To further validate our results, we combined T2DM as an exposure factor in the ebi-a-GCST90018926 and bbj-a-77 datasets estimated by meta-analysis. P = 0.5 for Cochran's Q in the heterogeneity test indicated that there was no heterogeneity between the effect estimates of the different datasets. According to the fixed effect model (random effect model) (OR = 0.900, 95% CI = 0.852–0.951, P < 0.001), there was a significant causal relationship between T2DM and GC (Fig. 2D).

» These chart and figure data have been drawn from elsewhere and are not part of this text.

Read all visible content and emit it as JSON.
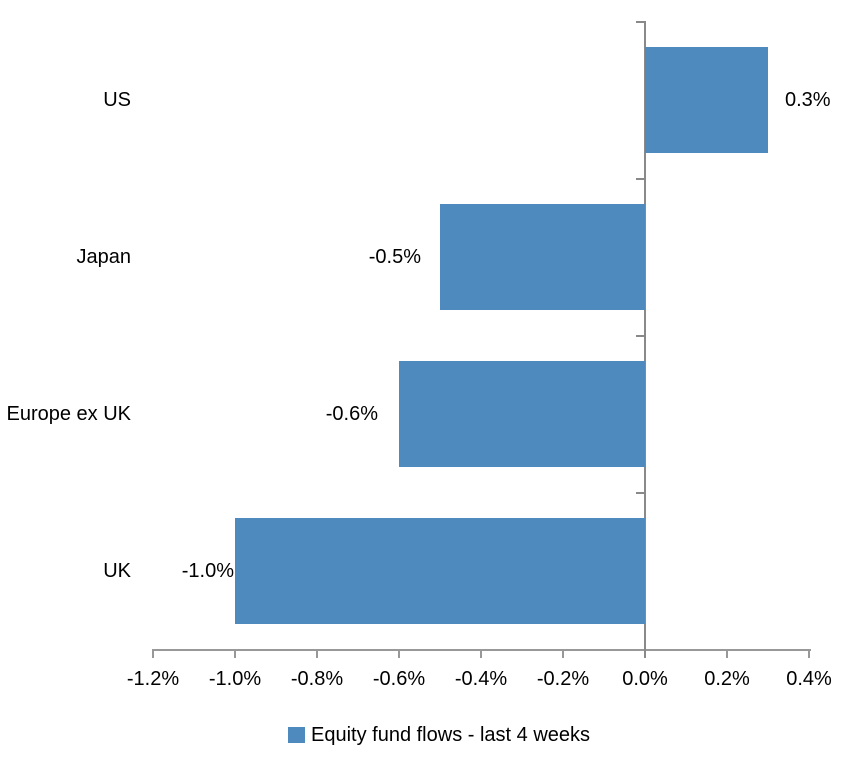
{
  "chart_data": {
    "type": "bar",
    "orientation": "horizontal",
    "title": "",
    "xlabel": "",
    "ylabel": "",
    "categories": [
      "US",
      "Japan",
      "Europe ex UK",
      "UK"
    ],
    "series": [
      {
        "name": "Equity fund flows - last 4 weeks",
        "values": [
          0.3,
          -0.5,
          -0.6,
          -1.0
        ],
        "data_labels": [
          "0.3%",
          "-0.5%",
          "-0.6%",
          "-1.0%"
        ]
      }
    ],
    "xlim": [
      -1.2,
      0.4
    ],
    "xtick_step": 0.2,
    "xtick_labels": [
      "-1.2%",
      "-1.0%",
      "-0.8%",
      "-0.6%",
      "-0.4%",
      "-0.2%",
      "0.0%",
      "0.2%",
      "0.4%"
    ],
    "grid": false,
    "legend_position": "bottom",
    "colors": {
      "bar": "#4E8ABE",
      "x_axis": "#989898",
      "zero_line": "#898989",
      "text": "#000000",
      "background": "#FFFFFF"
    }
  }
}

II Transcriptomic analyses

01. Identification of T2DM − related DEGs in patients with gastric cancer

A total of 1335 DEGs were screened from the TCGA GC dataset, 2870 DEGs were screened from the T2DM dataset (GSE20966) (Fig. 3A, B), and 169 DEGs common to both the GC- and T2DM-related datasets were identified (Fig. 3C). A total of 80 genes in the lime-green module with the highest correlations were further selected by clustering via WGCNA (Figs. 3D, E, F).

02. Risk modeling

Three genes associated with prognosis were identified using one-way Cox regression (Fig. 4A), and the aforementioned genes were further screened by the LASSO model. Finally, three genes (CST2, PSAPL1, and C4orf48) were identified to construct the gene risk score prognostic model. The risk score was calculated as RiskScore = Expression level of CST2*(0.0637) + Expression level of PSAPL1*(0.1973) + Expression level of C4orf48*(0.1742) (Fig. 4B, E). The samples were divided into high- and low-risk groups according to the optimal cutoff value of 0.9316 obtained from the "survminer" package, and the data were randomly divided into training and validation sets at a ratio of 6:4 (Table 4). There were 178 patients in the training set and 119 patients in the validation set, and the P value for each variable in the between-group analysis of variance was > 0.05, indicating that the baseline conditions of the patients in the training set and the validation set were close to each other and comparable between the groups. In the training set, the median survival time of patients in the high-risk group according to the prognostic risk score was 22.3 months, and that of patients in the low-risk group was 46.9 months. K‒M curves revealed that the prognostic risk score of the high-risk group was significantly correlated with a decrease in OS (p = 0.0089) (Fig. 4C). In the validation set, the median survival time for the high-risk group according to the prognostic risk score model was 18.47 months, and the median survival time for the low-risk group was 60.37 months. Kaplan‒Meier curves showed that the prognostic risk score model was significantly associated with worsening OS (p = 0.00042) (Fig. 4D).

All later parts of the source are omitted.